Not exactly the standard mystery novel opening line (i.e., “It was a dark and stormy night….”).

Author Alan Beechey launches this book, his third in the Oliver Swithin series, with the quote listed above; and he proceeds to the finish without easing up on the charm, mayhem and quirky situations. The English countryside is the locale and the event is Oliver’s visit to his parents’ home. He has brought along his girlfriend, Detective Sargent Effie Strongitharm, the naked policewoman whom he is chasing in the moonlight. By the way, Oliver is in the same state of undress.

While out on their jaunt, Oliver discovers the body of a retired children’s TV show personality who read stories to the kiddies. It is hanging from a nearby tree. Of course the fellow happens to be dead. With this discovery, the mystery attains focus. Since Oliver happens to be a well-known author of children’s books, he’s familiar with the fellow. It’s not immediately evident whether the death is a suicide or murder.
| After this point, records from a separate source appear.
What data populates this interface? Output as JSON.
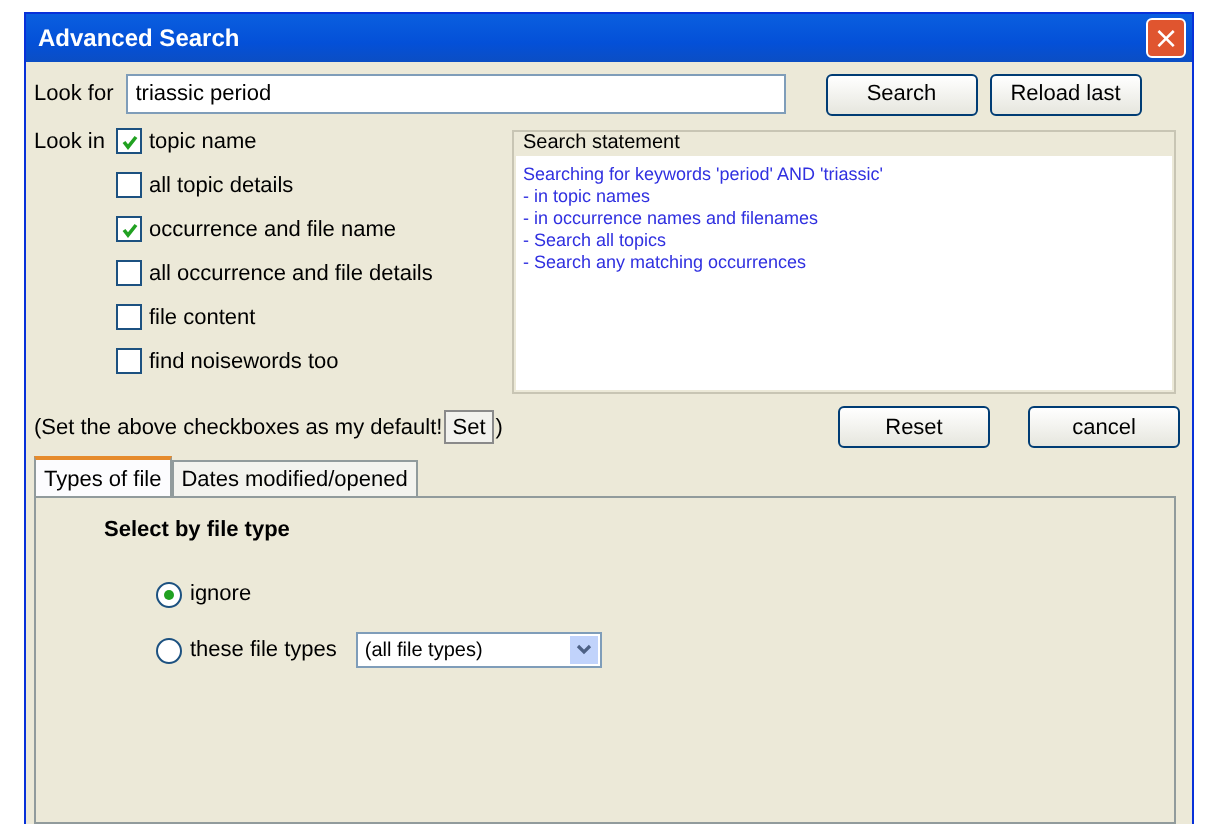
{
  "window": {
    "title": "Advanced Search",
    "close": "×"
  },
  "look_for": {
    "label": "Look for",
    "value": "triassic period"
  },
  "buttons_top": [
    "Search",
    "Reload last"
  ],
  "look_in": {
    "label": "Look in",
    "options": [
      {
        "label": "topic name",
        "checked": true
      },
      {
        "label": "all topic details",
        "checked": false
      },
      {
        "label": "occurrence and file name",
        "checked": true
      },
      {
        "label": "all occurrence and file details",
        "checked": false
      },
      {
        "label": "file content",
        "checked": false
      },
      {
        "label": "find noisewords too",
        "checked": false
      }
    ]
  },
  "search_statement": {
    "title": "Search statement",
    "lines": [
      "Searching for keywords 'period' AND 'triassic'",
      "- in topic names",
      "- in occurrence names and filenames",
      "- Search all topics",
      "- Search any matching occurrences"
    ]
  },
  "default_note": {
    "before": "(Set the above checkboxes as my default!",
    "button": "Set",
    "after": ")"
  },
  "buttons_bottom": [
    "Reset",
    "cancel"
  ],
  "tabs": [
    {
      "label": "Types of file",
      "selected": true
    },
    {
      "label": "Dates modified/opened",
      "selected": false
    }
  ],
  "file_type": {
    "heading": "Select by file type",
    "options": [
      {
        "label": "ignore",
        "selected": true
      },
      {
        "label": "these file types",
        "selected": false
      }
    ],
    "dropdown": "(all file types)"
  }
}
The plot is artfully tangled with twists and odd revelations by the characters. In a way, the diligent pursuit of the truth is a vehicle for the outrageous character names such as Lesbia Weguelin and Effie Strongitarm. Moreover, Oliver has a remarkable memory for details that he calls anti-trivia. His details are not the usual every-day stuff known by most of us – George Washington’s wooden false teeth, bananas being a good source of potassium. Oliver is planning a book that will feature the best of his details and the reader is treated to many of them along the way to the grand finale of This Private Plot.

Highly recommended.

Ruta Arellano

A review copy was provided by the publisher.